The spine CTE generates every date in the fourteen-day window, the LEFT JOIN attaches any matching order, and the WHERE o.id IS NULL filter keeps only the spine rows that had no match. This is the date-spine pattern inverted: instead of counting orders per day, the query reports the days where the count would have been zero.

Clause by clause

  • WITH spine AS (SELECT generate_series('2024-01-01'::date, '2024-01-14'::date, interval '1 day')::date AS day) builds the fourteen-day spine. Each value is cast back to date so the join against o.ordered_at::date lines up on type.
  • SELECT s.day returns just the date column; the report only needs the days where coverage is missing.
  • FROM spine s LEFT JOIN orders o ON o.ordered_at::date = s.day pairs each generated day with any orders placed that day. Days with at least one matching order get one or more rows with o.id populated; days with no matching orders get a single row with NULL in every o.* column.
  • WHERE o.id IS NULL keeps only the rows where the right side of the LEFT JOIN came up empty. These are exactly the spine dates with no matching order, which is the audit report.

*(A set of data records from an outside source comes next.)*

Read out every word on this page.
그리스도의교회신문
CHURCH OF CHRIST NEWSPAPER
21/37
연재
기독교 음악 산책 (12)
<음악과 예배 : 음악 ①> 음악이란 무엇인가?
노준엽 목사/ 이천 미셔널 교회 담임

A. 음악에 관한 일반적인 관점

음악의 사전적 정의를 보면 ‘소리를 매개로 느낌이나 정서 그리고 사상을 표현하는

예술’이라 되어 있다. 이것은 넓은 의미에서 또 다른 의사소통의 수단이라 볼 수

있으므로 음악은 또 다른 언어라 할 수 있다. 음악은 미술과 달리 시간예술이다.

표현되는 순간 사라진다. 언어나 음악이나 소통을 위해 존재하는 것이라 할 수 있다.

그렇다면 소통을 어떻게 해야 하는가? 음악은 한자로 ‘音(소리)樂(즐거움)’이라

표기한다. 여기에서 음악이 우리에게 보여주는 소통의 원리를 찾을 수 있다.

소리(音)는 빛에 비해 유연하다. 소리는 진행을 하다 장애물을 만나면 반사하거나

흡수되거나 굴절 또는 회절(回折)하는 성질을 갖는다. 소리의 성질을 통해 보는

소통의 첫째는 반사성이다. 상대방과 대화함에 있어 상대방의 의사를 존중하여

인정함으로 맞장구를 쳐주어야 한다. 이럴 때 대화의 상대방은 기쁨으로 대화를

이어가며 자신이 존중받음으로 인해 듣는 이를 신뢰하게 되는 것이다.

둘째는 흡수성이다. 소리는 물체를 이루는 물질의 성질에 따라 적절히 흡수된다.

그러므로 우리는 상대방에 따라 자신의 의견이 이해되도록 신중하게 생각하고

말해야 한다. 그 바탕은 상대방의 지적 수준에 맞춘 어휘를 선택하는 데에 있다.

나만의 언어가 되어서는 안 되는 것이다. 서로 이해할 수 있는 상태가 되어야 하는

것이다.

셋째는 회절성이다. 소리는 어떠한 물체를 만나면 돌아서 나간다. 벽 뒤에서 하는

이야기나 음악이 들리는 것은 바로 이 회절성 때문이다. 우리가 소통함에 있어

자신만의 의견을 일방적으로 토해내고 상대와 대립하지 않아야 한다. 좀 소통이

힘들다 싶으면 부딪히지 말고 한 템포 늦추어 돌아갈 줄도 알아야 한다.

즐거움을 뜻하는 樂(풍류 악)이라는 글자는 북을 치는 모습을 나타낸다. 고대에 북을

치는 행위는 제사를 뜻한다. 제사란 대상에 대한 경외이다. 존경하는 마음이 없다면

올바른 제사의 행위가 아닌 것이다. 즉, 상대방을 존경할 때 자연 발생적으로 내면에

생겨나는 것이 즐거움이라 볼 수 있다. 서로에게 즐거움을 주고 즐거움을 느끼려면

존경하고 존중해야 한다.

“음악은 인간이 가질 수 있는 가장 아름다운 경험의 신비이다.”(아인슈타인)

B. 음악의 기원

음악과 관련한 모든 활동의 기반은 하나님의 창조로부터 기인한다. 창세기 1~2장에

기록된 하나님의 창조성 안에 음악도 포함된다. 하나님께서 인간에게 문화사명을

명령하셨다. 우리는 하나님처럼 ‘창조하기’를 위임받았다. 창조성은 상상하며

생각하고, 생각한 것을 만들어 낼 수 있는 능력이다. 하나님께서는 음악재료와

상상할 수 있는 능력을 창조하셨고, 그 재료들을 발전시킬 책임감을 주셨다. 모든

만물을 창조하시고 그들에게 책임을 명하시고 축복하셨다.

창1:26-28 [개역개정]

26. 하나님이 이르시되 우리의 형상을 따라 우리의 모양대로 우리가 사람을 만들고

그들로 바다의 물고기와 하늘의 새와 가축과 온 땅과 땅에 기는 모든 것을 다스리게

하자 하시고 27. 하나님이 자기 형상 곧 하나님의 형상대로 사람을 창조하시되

Why this and not NOT EXISTS

SELECT s.day FROM spine s WHERE NOT EXISTS (SELECT 1 FROM orders o WHERE o.ordered_at::date = s.day) returns the same dates. The two forms are logically equivalent and PostgreSQL often produces similar plans for them. The LEFT JOIN ... WHERE ... IS NULL form (sometimes called the "anti-join") is the canonical shape in the date-spine family because it shares its skeleton with the zero-fill report; the only change is the added IS NULL filter. Recognising one shape makes the other immediate.

The trap

The filter has to be on a column from the right table that cannot legitimately be NULL on its own — o.id is the safe choice because every order has an id. Filtering on a nullable column like o.shipped_at would mix two kinds of NULL: the NULL produced by the LEFT JOIN for unmatched days, and the NULL stored on actual orders that simply have not shipped. The query would then incorrectly flag any day whose orders have not shipped as a day with no orders at all. Pick a column from the right side that is NULL only when the row itself is absent, and the anti-join reads cleanly.

You practiced the anti-spine pattern — LEFT JOIN the fact table to the spine, then keep only spine rows where the related side is missing; the inverse of the zero-fill report.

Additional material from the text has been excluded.